A new import from the US has arrived in the UK: the campus-based venture capital fund.
Campus Capital, which has so far agreed partnerships with the universities of Sheffield and Manchester, uses students to seek out promising early stage companies in which to invest.
Modelled on established funds in the US, the aim is both to give entrepreneurial students experience of the venture capital world, and provide start-up companies with much needed money at an early stage.
“One of the best ways to understand how investors make decisions is to experience that from the investors’ side of the table,” says Samantha Deakin Hill, one of the fund’s founding partners and a mentor at Sheffield’s enterprise programme.
Campus Capital will not focus its investments exclusively on student or graduate start-ups, instead looking more broadly at companies in the “city region”, explains Deakin Hill.
The US already has a number of venture capital funds that explicitly invest in student companies, some run by the universities themselves. Prominent among them is the Dorm Room Fund, which only backs companies with at least one full-time student on their founding team.

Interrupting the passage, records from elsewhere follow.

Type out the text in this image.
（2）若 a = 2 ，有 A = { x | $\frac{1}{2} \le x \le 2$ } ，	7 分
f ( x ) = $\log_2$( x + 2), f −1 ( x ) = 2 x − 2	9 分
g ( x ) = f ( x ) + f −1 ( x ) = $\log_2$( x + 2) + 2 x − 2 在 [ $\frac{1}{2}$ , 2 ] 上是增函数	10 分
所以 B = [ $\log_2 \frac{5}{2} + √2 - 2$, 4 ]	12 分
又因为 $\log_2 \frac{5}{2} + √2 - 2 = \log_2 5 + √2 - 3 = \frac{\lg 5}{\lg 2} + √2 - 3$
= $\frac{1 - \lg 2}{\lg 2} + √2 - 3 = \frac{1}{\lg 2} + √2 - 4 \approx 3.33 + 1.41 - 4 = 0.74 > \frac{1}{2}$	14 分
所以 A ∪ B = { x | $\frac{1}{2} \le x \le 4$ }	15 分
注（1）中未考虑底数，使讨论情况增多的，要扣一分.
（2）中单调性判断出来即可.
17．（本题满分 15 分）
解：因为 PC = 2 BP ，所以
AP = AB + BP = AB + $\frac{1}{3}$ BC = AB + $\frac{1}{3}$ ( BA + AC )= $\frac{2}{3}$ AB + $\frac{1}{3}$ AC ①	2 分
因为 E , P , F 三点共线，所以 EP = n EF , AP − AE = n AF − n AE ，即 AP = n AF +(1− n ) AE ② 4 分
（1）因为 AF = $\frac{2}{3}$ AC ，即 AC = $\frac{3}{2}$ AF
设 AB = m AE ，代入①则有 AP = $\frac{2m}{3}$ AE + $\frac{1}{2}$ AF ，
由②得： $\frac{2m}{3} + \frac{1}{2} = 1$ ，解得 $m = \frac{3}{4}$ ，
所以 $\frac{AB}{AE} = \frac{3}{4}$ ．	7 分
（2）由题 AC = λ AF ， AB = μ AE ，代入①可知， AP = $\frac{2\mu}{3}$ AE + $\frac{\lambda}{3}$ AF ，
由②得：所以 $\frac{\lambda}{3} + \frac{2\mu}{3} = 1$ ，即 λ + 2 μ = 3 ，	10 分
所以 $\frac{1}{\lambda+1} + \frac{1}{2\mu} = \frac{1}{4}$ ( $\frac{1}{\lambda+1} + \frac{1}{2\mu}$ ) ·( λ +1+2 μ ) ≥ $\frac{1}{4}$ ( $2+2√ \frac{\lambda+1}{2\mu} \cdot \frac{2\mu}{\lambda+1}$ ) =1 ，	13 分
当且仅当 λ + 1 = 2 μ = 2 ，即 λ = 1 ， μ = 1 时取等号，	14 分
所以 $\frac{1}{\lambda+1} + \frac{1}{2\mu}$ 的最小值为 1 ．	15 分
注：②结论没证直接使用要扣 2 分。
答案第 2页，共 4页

Now with investments in 90 different companies, according to the website Crunchbase, it has recently backed a company that makes "smart" basketballs that track your dribbling performance, and a firm claiming to be able to streamline the organisation of school field trips.
There are “more opportunities to invest in student start-ups” in the US than the UK, says Deakin Hill.
“What a lot of [UK] universities are very good at is providing early stage proof of concept funding, which will include a small grant,” she explains. But these grants are small indeed – normally below £5,000 – and one of the difficulties for UK start-ups is getting more sizeable chunks of money to be able to scale up their businesses, she adds. Campus Capital hopes to plug that gap by offering investments of £50,000 to £200,000.
Why, then, do student companies in the UK find it harder to tap into funding opportunities? “In the UK we’ve a massive history of invention and innovation, but entrepreneurship? Not so much,” says Sara Pates, head of enterprise at the University of Sheffield.
UK universities do have funds to commercialise intellectual property, she thinks, but “that tends to be around research”, rather than student companies, she says. One such example is the Oxford Sciences Innovation fund, launched in 2015 with £300 million of funding to provide capital and advice to help commercialise research that emerges out of the University of Oxford’s mathematics, physical, life sciences and medical sciences division.
Students, who often lack the connections and experience of more established entrepreneurs, can be a riskier bet when it comes to funding start-ups. Universities may well ask themselves “what’s the payback?”, says Pates. “So many [student-led companies] fail."
Campus Capital is currently raising money for a £2 million first tranche of funding available from April or May this year.
Alumni may choose to invest as a way of boosting their alma mater, Deakin Hill says. “There have been alumni of our current partner universities who have shown interest in giving back to the university but in a way where they could see a return on their investment,” she adds. Some alumni “aren’t interested in having a building named after them”, she continues.
If successful, the scheme could give UK students a taste of the funding opportunities available to some of their counterparts in the US – but there is still a long way to go.